Levy Wayne C, Lee Kerry L, Hellkamp Anne S, Poole Jeanne E, Mozaffarian Dariush, Linker David T, Maggioni Aldo P, Anand Inder, Poole-Wilson Philip A, Fishbein Daniel P, Johnson George, Anderson Jill, Mark Daniel B, Bardy Gust H
Division of Cardiology, University of Washington, Box 356422, 1959 NE Pacific St, Seattle, WA 98195, USA.
Circulation. 2009 Sep 8;120(10):835-42. doi: 10.1161/CIRCULATIONAHA.108.816884. Epub 2009 Aug 24.
Although implantable cardioverter-defibrillator (ICD) therapy reduces mortality in moderately symptomatic heart failure patients with an ejection fraction <or=35%, many such patients do not require ICD shocks over long-term follow-up.
Using a modification of a previously validated risk prediction model based on routine clinical variables, we examined the relationship between baseline predicted mortality risk and the relative and absolute survival benefits of ICD treatment in the primary prevention Sudden Cardiac Death in Heart Failure Trial (SCD-HeFT). In the placebo arm, predicted 4-year mortality grouped into 5 equal-sized risk groups varied from 12% to 50% (c statistic=0.71), whereas the proportion of SCD in those same risk groups decreased from 52% to 24% of all deaths. ICD treatment decreased relative risk of SCD by 88% in the lowest-risk group versus 24% in the highest-risk group (P=0.009 for interaction) and decreased relative risk of total mortality by 54% in the lowest-risk group versus no benefit (2%) in the highest-risk group (P=0.014 for interaction). Absolute 4-year mortality reductions were 6.6%, 8.8%, 10.6%, 14.0%, and -4.9% across risk quintiles. In highest-risk patients (predicted annual mortality >20%), no benefit of ICD treatment was seen. Projected over each patient's predicted lifespan, ICD treatment added 6.3, 4.1, 3.0, 1.9, and 0.2 additional years of life in the lowest- to highest-risk groups, respectively.
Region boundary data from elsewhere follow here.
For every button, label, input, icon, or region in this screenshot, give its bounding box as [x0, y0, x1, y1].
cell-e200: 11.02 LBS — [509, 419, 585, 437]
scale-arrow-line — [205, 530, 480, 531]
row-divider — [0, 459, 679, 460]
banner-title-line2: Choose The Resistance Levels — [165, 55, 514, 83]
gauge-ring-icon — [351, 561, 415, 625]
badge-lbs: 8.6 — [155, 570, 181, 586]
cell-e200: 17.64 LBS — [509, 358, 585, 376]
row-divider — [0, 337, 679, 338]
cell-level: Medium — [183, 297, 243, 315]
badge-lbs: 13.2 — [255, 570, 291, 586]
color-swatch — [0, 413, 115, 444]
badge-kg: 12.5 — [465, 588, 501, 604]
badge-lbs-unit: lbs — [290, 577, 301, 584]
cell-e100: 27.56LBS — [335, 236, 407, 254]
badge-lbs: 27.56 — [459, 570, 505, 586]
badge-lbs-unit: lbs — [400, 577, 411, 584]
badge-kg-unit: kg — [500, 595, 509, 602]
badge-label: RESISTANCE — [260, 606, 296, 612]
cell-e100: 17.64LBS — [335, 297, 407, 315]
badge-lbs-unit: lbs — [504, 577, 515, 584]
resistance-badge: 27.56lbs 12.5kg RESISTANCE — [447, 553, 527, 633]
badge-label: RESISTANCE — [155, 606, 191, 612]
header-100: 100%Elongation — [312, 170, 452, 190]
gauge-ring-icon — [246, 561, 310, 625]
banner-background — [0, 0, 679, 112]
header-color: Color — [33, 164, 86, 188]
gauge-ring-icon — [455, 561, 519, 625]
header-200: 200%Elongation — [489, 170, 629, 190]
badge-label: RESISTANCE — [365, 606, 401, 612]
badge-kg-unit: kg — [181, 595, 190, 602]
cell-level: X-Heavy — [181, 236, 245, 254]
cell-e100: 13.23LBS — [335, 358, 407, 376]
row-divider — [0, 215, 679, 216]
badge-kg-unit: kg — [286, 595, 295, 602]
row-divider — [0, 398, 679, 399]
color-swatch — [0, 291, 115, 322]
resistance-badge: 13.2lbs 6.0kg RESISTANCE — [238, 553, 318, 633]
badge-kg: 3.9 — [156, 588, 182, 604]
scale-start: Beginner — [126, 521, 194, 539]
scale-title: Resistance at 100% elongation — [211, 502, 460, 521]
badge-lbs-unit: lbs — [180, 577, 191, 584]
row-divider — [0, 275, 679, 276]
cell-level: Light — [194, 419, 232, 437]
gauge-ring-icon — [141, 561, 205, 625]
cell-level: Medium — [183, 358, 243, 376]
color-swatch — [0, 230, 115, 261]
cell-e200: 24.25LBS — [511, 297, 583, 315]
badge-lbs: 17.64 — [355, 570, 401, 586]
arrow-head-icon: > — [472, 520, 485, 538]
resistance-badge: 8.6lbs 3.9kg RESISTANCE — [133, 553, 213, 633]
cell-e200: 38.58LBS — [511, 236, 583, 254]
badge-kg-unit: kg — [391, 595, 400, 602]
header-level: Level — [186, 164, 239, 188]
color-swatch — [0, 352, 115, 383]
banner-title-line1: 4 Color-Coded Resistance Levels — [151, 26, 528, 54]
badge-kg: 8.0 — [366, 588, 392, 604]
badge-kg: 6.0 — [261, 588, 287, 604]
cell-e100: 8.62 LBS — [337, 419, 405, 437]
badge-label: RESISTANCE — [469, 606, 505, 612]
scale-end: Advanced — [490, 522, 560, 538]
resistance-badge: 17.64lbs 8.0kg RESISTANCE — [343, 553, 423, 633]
A clinical risk prediction model identified subsets of moderately symptomatic heart failure patients in SCD-HeFT in whom single-lead ICD therapy was of no benefit and other subsets in which benefit was substantial.
尽管植入式心脏复律除颤器(ICD)治疗可降低射血分数≤35%的中度症状性心力衰竭患者的死亡率,但许多此类患者在长期随访中并不需要ICD电击治疗。
我们基于常规临床变量对先前验证的风险预测模型进行修改,在心力衰竭试验(SCD-HeFT)的一级预防心脏性猝死研究中,研究了基线预测死亡风险与ICD治疗的相对和绝对生存获益之间的关系。在安慰剂组中,预测4年死亡率分为5个等风险组,从12%到50%不等(c统计量=0.71),而这些相同风险组中的心源性猝死比例从所有死亡的52%降至24%。ICD治疗使最低风险组的心源性猝死相对风险降低88%,而最高风险组降低24%(交互作用P=0.009),使最低风险组的总死亡相对风险降低54%,而最高风险组无获益(2%)(交互作用P=0.014)。4年绝对死亡率降低分别为6.6%、8.8%、10.6%、14.0%和-4.9%。在最高风险患者(预测年死亡率>20%)中,未观察到ICD治疗的获益。根据每位患者的预测寿命推算,ICD治疗在最低至最高风险组中分别增加了6.3、4.1、3.0、1.9和0.2年的生命。
临床风险预测模型在SCD-HeFT中识别出了单腔ICD治疗无获益的中度症状性心力衰竭患者亚组以及获益显著的其他亚组。